Anything over that threshold, however, we found that things start to change. Shorts and bibs that passed the two-hour test will take your cycling adventures to the next level.
We tested the breathability and quality of the fabric by conducting what we call a "Soak Test," which is exactly what it sounds like: using a highly-calibrated garden hose, we soaked the shorts and then placed them on a drying rack, timing how long it takes the shorts to dry. While this doesn't exactly replicate experiencing a downpour on a bike, it does gesture to the short's hydrophobic qualities, and how well it will wick away sweat, keeping you high and dry on the ride.
To be blunt, we tested durability by riding in these shorts A LOT. If the day involved a bike somehow, the nine shorts included in this review went along for the ride.
The shorts were subjected to efficiency testing on a trainer calibrated to measure pedal stroke, power, and left/right balance. They went with us on one, two, three, four, five and even an 8.5-hour ride. Then, we scrutinized each short for signs of wear. We also took into consideration the manufacturer's warranty that accompanies each garment. If a seam comes loose or a logo de-lams, don't you want the peace of mind knowing that you can have the short repaired or replaced?

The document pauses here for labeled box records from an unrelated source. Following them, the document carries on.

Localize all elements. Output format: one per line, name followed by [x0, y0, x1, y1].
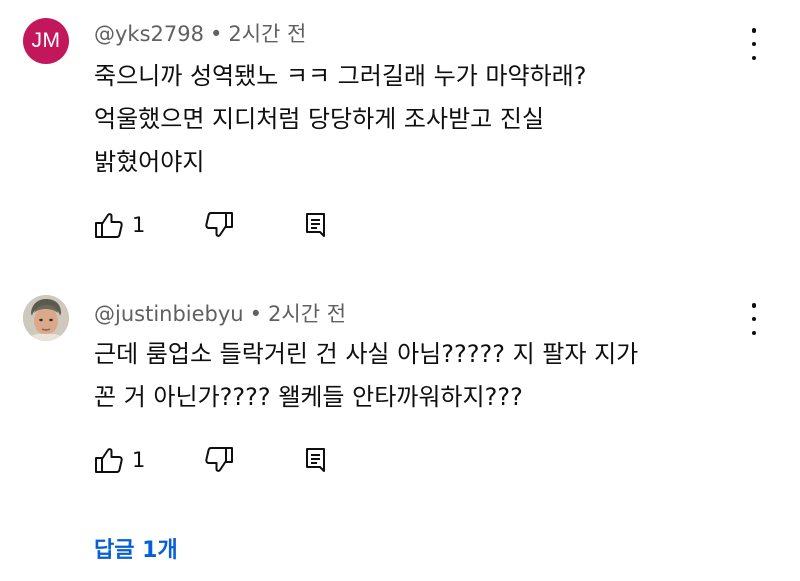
comment-line: 꼰 거 아닌가???? 왤케들 안타까워하지???	[94, 383, 523, 411]
like-button[interactable]: 1	[94, 445, 145, 475]
author-name[interactable]: @justinbiebyu	[94, 302, 244, 326]
comment-time[interactable]: 2시간 전	[228, 22, 306, 46]
comment-line: 죽으니까 성역됐노 ㅋㅋ 그러길래 누가 마약하래?	[94, 62, 587, 90]
avatar[interactable]	[23, 295, 69, 341]
dislike-button[interactable]	[204, 445, 234, 475]
like-button[interactable]: 1	[94, 210, 145, 240]
profile-photo-icon	[23, 295, 69, 341]
author-name[interactable]: @yks2798	[94, 22, 204, 46]
thumbs-up-icon	[95, 213, 123, 238]
meta-separator: •	[249, 302, 263, 326]
thumbs-up-icon	[95, 448, 123, 473]
like-count: 1	[132, 213, 146, 237]
dot	[751, 28, 757, 33]
dot	[751, 303, 757, 308]
avatar-initials: JM	[31, 29, 61, 52]
comment-line: 밝혔어야지	[94, 148, 205, 176]
dot	[751, 55, 757, 60]
comment-meta: @yks2798 • 2시간 전	[94, 18, 306, 48]
comment-meta: @justinbiebyu • 2시간 전	[94, 298, 346, 328]
comment-icon	[306, 213, 325, 237]
more-options-button[interactable]	[744, 28, 764, 60]
dot	[751, 330, 757, 335]
like-count: 1	[132, 448, 146, 472]
comment-text: 죽으니까 성역됐노 ㅋㅋ 그러길래 누가 마약하래? 억울했으면 지디처럼 당당…	[94, 55, 586, 184]
view-replies-button[interactable]: 답글 1개	[94, 532, 178, 564]
more-options-button[interactable]	[744, 303, 764, 335]
thumbs-down-icon	[205, 447, 233, 472]
dot	[751, 41, 757, 47]
comment-time[interactable]: 2시간 전	[268, 302, 346, 326]
dislike-button[interactable]	[204, 210, 234, 240]
comment-actions: 1	[94, 445, 354, 475]
thumbs-down-icon	[205, 212, 233, 237]
meta-separator: •	[209, 22, 223, 46]
reply-button[interactable]	[304, 210, 328, 240]
comment-icon	[306, 448, 325, 472]
comment-line: 억울했으면 지디처럼 당당하게 조사받고 진실	[94, 105, 545, 133]
comment-line: 근데 룸업소 들락거린 건 사실 아님????? 지 팔자 지가	[94, 340, 639, 368]
comment-actions: 1	[94, 210, 354, 240]
comment-text: 근데 룸업소 들락거린 건 사실 아님????? 지 팔자 지가 꼰 거 아닌가…	[94, 333, 638, 419]
avatar[interactable]: JM	[23, 18, 69, 64]
dot	[751, 316, 757, 322]
reply-button[interactable]	[304, 445, 328, 475]
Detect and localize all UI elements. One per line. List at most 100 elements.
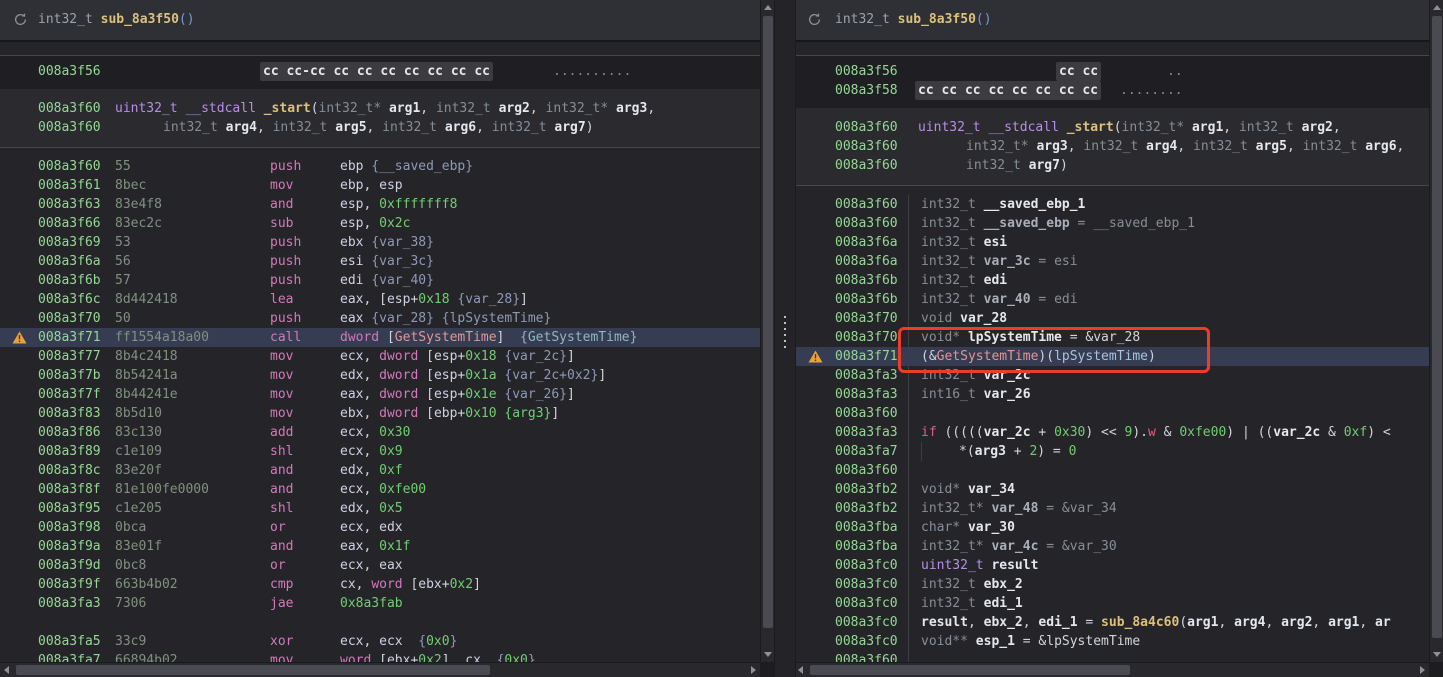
- mnemonic: shl: [270, 442, 293, 461]
- hlil-row[interactable]: 008a3fc0int32_t edi_1: [794, 594, 1429, 613]
- disasm-row[interactable]: 008a3f89c1e109shlecx, 0x9: [0, 442, 760, 461]
- disasm-row[interactable]: 008a3fa533c9xorecx, ecx {0x0}: [0, 632, 760, 651]
- scroll-down-button[interactable]: [761, 648, 775, 662]
- code-token: int32_t: [921, 216, 984, 231]
- hlil-row[interactable]: 008a3f6aint32_t esi: [794, 233, 1429, 252]
- mnemonic: lea: [270, 290, 293, 309]
- hlil-row[interactable]: 008a3f6aint32_t var_3c = esi: [794, 252, 1429, 271]
- disasm-row[interactable]: 008a3f6953pushebx {var_38}: [0, 233, 760, 252]
- hlil-row[interactable]: 008a3fc0int32_t ebx_2: [794, 575, 1429, 594]
- hlil-row[interactable]: 008a3fa3if (((((var_2c + 0x30) << 9).w &…: [794, 423, 1429, 442]
- disasm-row[interactable]: 008a3f8c83e20fandedx, 0xf: [0, 461, 760, 480]
- code-token: eax: [340, 387, 363, 402]
- disasm-row[interactable]: 008a3f778b4c2418movecx, dword [esp+0x18 …: [0, 347, 760, 366]
- hex-bytes-row[interactable]: 008a3f56cc cc-cc cc cc cc cc cc cc cc...…: [0, 62, 760, 81]
- hlil-row[interactable]: 008a3f60: [794, 404, 1429, 423]
- hlil-row[interactable]: 008a3f6bint32_t var_40 = edi: [794, 290, 1429, 309]
- function-signature-line[interactable]: 008a3f60int32_t arg7): [794, 156, 1429, 175]
- opcode-bytes: 83e4f8: [115, 195, 162, 214]
- refresh-icon[interactable]: [807, 12, 823, 28]
- mnemonic: push: [270, 271, 301, 290]
- disasm-row[interactable]: 008a3f9f663b4b02cmpcx, word [ebx+0x2]: [0, 575, 760, 594]
- hlil-row[interactable]: 008a3f6bint32_t edi: [794, 271, 1429, 290]
- disasm-row[interactable]: 008a3f7050pusheax {var_28} {lpSystemTime…: [0, 309, 760, 328]
- pane-splitter[interactable]: [774, 0, 796, 677]
- code-token: ebx: [340, 406, 363, 421]
- hlil-row[interactable]: 008a3f70void* lpSystemTime = &var_28: [794, 328, 1429, 347]
- disasm-row[interactable]: 008a3f71ff1554a18a00calldword [GetSystem…: [0, 328, 760, 347]
- scroll-left-button[interactable]: [0, 663, 14, 677]
- disasm-row[interactable]: 008a3f8683c130addecx, 0x30: [0, 423, 760, 442]
- function-signature-line[interactable]: 008a3f60uint32_t __stdcall _start(int32_…: [794, 118, 1429, 137]
- operands: cx, word [ebx+0x2]: [340, 575, 481, 594]
- hlil-row[interactable]: 008a3f71(&GetSystemTime)(lpSystemTime): [794, 347, 1429, 366]
- address-label: 008a3f70: [835, 309, 898, 328]
- function-signature-line[interactable]: 008a3f60int32_t* arg3, int32_t arg4, int…: [794, 137, 1429, 156]
- left-vscroll-thumb[interactable]: [763, 16, 773, 628]
- hex-bytes-row[interactable]: 008a3f58cc cc cc cc cc cc cc cc........: [794, 81, 1429, 100]
- code-token: ,: [530, 101, 546, 116]
- hlil-row[interactable]: 008a3fa3int32_t var_2c: [794, 366, 1429, 385]
- address-label: 008a3f7b: [38, 366, 101, 385]
- address-label: 008a3f56: [835, 62, 898, 81]
- hlil-row[interactable]: 008a3fc0result, ebx_2, edi_1 = sub_8a4c6…: [794, 613, 1429, 632]
- disasm-row[interactable]: 008a3f8f81e100fe0000andecx, 0xfe00: [0, 480, 760, 499]
- left-horizontal-scrollbar[interactable]: [0, 662, 760, 677]
- left-vertical-scrollbar[interactable]: [760, 0, 775, 662]
- hlil-row[interactable]: 008a3fb2void* var_34: [794, 480, 1429, 499]
- address-label: 008a3f63: [38, 195, 101, 214]
- left-hscroll-thumb[interactable]: [16, 665, 490, 675]
- disasm-row[interactable]: 008a3f980bcaorecx, edx: [0, 518, 760, 537]
- disasm-row[interactable]: 008a3f6a56pushesi {var_3c}: [0, 252, 760, 271]
- right-hscroll-thumb[interactable]: [810, 665, 1130, 675]
- scroll-left-button[interactable]: [794, 663, 808, 677]
- hlil-row[interactable]: 008a3fc0uint32_t result: [794, 556, 1429, 575]
- hlil-row[interactable]: 008a3f60: [794, 461, 1429, 480]
- code-token: edx: [340, 501, 363, 516]
- scroll-right-button[interactable]: [746, 663, 760, 677]
- hlil-code: int32_t __saved_ebp_1: [921, 195, 1085, 214]
- hlil-row[interactable]: 008a3fa7*(arg3 + 2) = 0: [794, 442, 1429, 461]
- refresh-icon[interactable]: [13, 12, 29, 28]
- scroll-up-button[interactable]: [1430, 0, 1443, 14]
- hlil-row[interactable]: 008a3fa3int16_t var_26: [794, 385, 1429, 404]
- disasm-row[interactable]: 008a3f7f8b44241emoveax, dword [esp+0x1e …: [0, 385, 760, 404]
- hlil-row[interactable]: 008a3fbachar* var_30: [794, 518, 1429, 537]
- hlil-row[interactable]: 008a3f60int32_t __saved_ebp = __saved_eb…: [794, 214, 1429, 233]
- function-signature-line[interactable]: 008a3f60int32_t arg4, int32_t arg5, int3…: [0, 118, 760, 137]
- right-vscroll-thumb[interactable]: [1432, 16, 1442, 638]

Despite being rather subjective, we included this metric in our review to demonstrate that while "Style" might seem superficial and unrelated to a short's design or performance, it is, instead, a visual indicator of both of these things. The cut, fit, and style of each short makes a HUGE difference as to how the short will A) look on you and B) protect you during the ride.
What's even more interesting, however, is that the "look" of the short corresponds to how well it scored in other review metrics, such as Comfort & Fit, Fabric & Breathability, and Padding and Protection. In other words, if it looks unsightly, it probably feels just as bad, or worse.